To build a plugin for some kind of network, your job is to build the two middle columns of this diagram

  • a new evaluator function which sends and receives Req and Res objects over the network, and serializes/deserializses them (probably to JSON)
  • a network server or listener that runs the normal built-in evaluator function.

Demos

HTTP demo

To run it:

  • yarn install
  • yarn build
  • yarn start-server
  • in another shell, yarn start-client to make a request to the server

Local demo

This runs both parts in the same process, not over the network.

  • yarn install
  • yarn build
  • yarn start-local-demo

Future work

  • Streaming: Subscribe to a stream of events or receive long data as a stream of messages. Unsubscribe from streams. Maybe even something like pubsub.

  • Room servers: Make a "room server" that helps browsers talk directly to each other by forwarding their Req and Res objects back and forth

  • 2-way over HTTP: Figure out bidirectional communication over HTTP so both sides can initiate requests. Maybe use server-sent-events.

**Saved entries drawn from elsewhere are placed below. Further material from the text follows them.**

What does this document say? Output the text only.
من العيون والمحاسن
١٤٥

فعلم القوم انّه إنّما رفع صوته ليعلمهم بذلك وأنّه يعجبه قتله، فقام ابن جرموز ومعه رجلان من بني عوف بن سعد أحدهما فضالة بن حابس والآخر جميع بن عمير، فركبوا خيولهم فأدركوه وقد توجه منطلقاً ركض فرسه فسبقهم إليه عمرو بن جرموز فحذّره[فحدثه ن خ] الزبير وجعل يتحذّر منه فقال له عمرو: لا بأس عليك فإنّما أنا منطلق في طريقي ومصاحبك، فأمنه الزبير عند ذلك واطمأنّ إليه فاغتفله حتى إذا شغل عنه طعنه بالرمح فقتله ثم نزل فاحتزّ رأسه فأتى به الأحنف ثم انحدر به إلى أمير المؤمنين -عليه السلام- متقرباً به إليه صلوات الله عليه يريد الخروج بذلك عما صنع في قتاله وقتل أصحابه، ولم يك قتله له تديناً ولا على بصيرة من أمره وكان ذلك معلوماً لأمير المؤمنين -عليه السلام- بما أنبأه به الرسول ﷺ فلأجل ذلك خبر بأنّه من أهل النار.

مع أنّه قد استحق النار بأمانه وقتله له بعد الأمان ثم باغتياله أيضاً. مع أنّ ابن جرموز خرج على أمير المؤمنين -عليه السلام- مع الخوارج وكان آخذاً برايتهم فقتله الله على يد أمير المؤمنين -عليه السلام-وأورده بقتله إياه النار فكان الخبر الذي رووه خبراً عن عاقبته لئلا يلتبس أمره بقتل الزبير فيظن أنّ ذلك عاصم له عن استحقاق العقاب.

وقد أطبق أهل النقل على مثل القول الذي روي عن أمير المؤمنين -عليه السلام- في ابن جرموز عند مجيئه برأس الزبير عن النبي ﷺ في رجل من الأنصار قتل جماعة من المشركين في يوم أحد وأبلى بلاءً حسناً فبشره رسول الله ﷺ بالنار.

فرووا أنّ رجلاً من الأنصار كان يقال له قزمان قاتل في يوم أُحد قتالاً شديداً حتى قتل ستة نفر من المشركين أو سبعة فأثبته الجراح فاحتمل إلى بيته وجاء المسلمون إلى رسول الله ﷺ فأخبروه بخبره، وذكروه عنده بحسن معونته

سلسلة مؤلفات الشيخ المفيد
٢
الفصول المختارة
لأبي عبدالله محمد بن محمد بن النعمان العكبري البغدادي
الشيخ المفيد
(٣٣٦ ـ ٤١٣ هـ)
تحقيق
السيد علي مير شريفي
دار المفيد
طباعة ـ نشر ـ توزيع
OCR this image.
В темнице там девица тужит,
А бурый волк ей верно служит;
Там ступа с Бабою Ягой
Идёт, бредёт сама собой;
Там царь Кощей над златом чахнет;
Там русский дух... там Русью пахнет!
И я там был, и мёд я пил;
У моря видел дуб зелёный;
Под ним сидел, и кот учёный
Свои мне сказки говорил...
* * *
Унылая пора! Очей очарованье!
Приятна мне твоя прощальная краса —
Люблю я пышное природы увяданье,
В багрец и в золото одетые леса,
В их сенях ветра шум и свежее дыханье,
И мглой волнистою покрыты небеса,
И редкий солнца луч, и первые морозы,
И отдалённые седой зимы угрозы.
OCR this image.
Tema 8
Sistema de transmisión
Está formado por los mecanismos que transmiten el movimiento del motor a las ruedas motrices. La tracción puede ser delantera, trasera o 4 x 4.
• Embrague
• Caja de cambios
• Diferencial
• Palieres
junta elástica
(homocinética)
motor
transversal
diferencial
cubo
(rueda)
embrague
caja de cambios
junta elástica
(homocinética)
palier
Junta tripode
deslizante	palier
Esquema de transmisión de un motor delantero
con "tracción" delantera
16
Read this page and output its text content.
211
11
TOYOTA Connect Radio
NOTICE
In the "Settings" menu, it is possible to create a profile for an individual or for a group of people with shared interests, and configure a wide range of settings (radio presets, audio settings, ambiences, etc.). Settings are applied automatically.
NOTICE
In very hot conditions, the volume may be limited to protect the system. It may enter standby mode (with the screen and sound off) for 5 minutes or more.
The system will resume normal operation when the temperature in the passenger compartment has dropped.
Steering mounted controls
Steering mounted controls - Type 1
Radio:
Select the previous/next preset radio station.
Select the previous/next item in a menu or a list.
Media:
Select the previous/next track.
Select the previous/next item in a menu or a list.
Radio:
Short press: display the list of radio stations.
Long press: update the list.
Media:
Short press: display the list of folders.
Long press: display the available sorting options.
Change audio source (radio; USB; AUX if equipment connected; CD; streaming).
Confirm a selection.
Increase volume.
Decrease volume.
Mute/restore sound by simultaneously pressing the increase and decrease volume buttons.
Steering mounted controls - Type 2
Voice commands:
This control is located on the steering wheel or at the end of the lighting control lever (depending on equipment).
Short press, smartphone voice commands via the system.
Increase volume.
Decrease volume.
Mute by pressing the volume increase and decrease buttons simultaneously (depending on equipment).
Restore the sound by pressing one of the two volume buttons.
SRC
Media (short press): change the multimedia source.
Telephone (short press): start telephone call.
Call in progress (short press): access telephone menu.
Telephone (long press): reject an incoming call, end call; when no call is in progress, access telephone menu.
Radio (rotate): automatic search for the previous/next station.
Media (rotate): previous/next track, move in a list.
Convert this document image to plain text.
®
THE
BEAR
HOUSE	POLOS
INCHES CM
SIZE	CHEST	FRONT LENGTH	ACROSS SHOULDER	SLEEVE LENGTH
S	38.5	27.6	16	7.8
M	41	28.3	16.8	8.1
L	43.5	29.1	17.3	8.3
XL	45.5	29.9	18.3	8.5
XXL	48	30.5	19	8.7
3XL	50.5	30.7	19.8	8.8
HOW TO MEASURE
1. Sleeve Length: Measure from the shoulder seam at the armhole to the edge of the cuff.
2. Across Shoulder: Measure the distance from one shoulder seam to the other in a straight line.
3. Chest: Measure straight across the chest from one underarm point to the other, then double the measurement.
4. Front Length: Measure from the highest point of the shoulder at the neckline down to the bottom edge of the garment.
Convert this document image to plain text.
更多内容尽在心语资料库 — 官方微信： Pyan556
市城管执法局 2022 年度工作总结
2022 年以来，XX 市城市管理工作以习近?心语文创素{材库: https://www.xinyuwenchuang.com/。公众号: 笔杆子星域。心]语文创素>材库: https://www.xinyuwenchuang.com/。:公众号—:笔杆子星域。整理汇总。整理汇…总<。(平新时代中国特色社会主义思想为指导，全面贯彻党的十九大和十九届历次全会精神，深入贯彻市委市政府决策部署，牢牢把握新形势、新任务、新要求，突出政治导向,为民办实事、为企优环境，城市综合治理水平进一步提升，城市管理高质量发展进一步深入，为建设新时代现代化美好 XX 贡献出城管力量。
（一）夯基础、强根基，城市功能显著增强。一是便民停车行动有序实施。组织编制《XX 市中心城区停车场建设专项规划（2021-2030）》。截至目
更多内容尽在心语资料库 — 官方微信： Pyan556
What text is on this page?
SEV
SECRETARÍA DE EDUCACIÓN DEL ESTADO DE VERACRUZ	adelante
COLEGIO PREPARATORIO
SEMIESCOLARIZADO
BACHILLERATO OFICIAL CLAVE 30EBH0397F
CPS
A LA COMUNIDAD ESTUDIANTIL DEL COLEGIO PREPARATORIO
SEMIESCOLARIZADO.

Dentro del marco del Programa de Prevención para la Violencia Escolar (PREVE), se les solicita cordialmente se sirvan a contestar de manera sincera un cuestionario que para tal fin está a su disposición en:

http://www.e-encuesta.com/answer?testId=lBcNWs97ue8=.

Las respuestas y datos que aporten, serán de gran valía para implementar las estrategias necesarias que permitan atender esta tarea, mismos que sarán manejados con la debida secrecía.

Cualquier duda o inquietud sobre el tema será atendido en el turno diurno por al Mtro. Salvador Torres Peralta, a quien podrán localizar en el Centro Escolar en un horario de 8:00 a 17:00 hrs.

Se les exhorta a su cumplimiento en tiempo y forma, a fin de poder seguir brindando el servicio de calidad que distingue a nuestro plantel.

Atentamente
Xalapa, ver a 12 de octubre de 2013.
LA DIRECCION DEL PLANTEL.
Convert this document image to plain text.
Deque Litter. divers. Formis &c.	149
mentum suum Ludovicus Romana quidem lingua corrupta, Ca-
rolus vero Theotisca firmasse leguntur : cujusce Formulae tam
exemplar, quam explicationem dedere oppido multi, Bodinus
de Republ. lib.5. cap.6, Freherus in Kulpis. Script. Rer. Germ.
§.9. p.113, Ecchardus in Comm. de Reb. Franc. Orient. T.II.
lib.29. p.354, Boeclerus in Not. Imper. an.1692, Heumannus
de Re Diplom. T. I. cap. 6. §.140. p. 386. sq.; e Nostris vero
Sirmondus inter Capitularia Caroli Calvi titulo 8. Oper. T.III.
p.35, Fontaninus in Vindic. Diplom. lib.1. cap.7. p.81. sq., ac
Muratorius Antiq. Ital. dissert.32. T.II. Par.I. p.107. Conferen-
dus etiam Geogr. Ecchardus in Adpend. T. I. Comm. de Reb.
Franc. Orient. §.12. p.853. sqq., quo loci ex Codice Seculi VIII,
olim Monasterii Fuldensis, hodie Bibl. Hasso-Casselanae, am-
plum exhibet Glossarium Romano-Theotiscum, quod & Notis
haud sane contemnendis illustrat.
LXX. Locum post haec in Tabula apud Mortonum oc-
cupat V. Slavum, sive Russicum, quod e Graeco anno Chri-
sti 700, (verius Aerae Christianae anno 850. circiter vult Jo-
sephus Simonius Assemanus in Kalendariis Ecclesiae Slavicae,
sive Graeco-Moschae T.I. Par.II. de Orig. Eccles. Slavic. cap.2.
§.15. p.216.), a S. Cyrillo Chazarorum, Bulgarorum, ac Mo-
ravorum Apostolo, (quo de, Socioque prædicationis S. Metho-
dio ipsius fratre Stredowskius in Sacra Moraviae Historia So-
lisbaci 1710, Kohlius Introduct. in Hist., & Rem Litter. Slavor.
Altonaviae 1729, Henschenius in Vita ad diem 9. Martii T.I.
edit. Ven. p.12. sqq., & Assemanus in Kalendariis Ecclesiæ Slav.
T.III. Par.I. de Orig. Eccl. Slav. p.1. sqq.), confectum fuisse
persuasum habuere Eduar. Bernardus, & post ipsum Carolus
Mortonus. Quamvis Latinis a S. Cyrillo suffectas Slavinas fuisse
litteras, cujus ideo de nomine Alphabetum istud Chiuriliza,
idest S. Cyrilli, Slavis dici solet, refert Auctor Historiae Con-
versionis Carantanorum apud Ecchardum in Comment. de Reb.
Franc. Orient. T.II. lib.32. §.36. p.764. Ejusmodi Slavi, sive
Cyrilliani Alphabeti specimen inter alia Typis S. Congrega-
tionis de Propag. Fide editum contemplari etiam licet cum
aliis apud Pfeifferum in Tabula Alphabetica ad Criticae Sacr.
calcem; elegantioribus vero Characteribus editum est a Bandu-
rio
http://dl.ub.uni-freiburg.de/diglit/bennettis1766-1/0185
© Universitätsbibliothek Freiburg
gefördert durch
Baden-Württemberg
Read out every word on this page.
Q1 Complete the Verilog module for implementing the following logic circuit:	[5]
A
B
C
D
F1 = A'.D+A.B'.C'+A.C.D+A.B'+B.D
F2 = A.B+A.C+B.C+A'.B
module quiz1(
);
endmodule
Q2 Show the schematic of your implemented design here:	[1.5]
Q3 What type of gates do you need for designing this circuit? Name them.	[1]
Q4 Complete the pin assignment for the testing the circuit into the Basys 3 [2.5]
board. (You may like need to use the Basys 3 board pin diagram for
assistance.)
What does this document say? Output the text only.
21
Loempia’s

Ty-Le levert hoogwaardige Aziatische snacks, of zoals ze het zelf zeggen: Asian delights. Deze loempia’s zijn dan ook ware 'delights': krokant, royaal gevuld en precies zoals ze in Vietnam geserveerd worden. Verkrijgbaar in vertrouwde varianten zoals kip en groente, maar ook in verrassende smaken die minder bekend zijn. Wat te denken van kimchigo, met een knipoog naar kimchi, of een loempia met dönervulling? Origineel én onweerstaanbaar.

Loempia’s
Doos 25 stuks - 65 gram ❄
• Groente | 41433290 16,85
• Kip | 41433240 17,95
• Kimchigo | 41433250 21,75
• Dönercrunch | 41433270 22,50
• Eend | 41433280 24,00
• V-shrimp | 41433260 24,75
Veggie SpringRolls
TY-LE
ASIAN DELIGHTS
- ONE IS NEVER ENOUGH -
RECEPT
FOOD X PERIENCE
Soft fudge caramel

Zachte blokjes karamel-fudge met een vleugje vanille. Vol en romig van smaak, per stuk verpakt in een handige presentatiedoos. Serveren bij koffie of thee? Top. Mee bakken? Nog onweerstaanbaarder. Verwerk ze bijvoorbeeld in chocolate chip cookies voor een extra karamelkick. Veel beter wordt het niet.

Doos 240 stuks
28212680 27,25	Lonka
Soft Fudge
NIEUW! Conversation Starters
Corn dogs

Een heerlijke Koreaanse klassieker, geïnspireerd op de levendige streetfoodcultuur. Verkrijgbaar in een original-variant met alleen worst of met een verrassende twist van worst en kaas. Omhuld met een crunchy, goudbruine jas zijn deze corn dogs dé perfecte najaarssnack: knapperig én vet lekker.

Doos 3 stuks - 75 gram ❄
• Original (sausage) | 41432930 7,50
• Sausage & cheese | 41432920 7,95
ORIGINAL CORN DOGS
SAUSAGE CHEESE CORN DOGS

  • More plugins: Build plugins for websockets, express, WebRTC data channels, duplex streams (for hyperswarm), other p2p protocols?

  • Error handling: do we need to clarify when the error is from the RPC system (network problems, etc) vs. an error from the user-supplied method being called?

  • Specification: describe the Req and Res JSON objects in more detail

Out of scope

  • Encryption, Authentication: this will be the job of network plugins

  • Binary data: we're using JSON for network encoding. If you have binary data, base64 encode it so it can become a JSON string.

  • Function manifests, Function versioning: to find out what methods a server supports, just add a special function yourself that lists them.